Selon CAA-Québec, cette diminution s’explique en grande partie par la baisse des indicateurs pétroliers, notamment le coût du brut (WTI et Brent) et celui de l’essence raffinée. Les essenceries situées à Québec et à Sherbrooke ont quant à elles été moins gourmandes, avec des marges au détail moyennes en baisse de respectivement 34,5 % et de 13,8 %. Cette baisse est toutefois seulement de 1,2 % pour Montréal.
En excluant le Nord-du-Québec (169,4 ¢/L), les prix moyens les plus élevés en 2025 se retrouvent à Montréal (158,3 ¢/L) et à Laval (158,1 ¢/L). C’est pourtant dans ces deux régions ainsi qu’en Montérégie que les volumes de vente par station-service sont les plus importants au Québec.

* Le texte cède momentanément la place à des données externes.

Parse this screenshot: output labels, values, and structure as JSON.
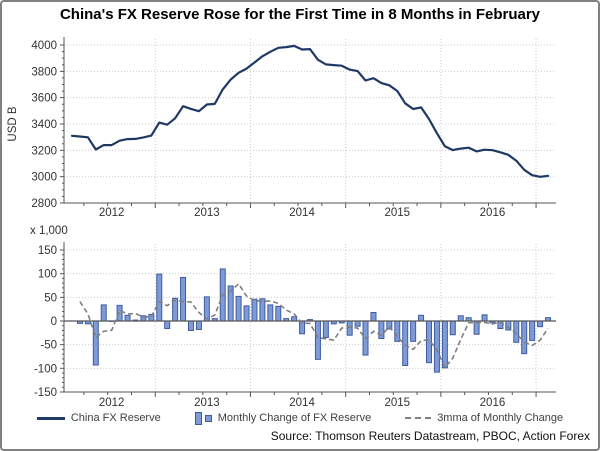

Pour sa part, la Capitale-Nationale affiche un prix moyen (153,6 ¢/L) supérieur à celui de régions éloignées, comme la Côte-Nord (152,1 ¢/L), et pratiquement égal à celui du Bas-Saint-Laurent (153,9 ¢/L).
Depuis l’avis publié par la Régie de l’énergie en 2023, la concurrence s’est améliorée dans la région de Québec, estime CAA-Québec. 2025 a d'ailleurs été marquée par une plus grande diversité quotidienne des prix affichés, «ce qui a permis aux automobilistes de magasiner leur essence dans un marché plus compétitif», souligne l'association. CAA-Québec déplore toutefois que «la marge moyenne au détail y demeure trop similaire à celle des régions éloignées, ce qui soulève encore bien des questions».
Enfin, CAA-Québec affirme que l'essence n'a pas été plus chère avant les congés. Selon son analyse, sur 52 semaines, le prix de l’essence ordinaire a augmenté 12 fois le vendredi à Montréal, contre deux fois à Québec et aucune à Sherbrooke.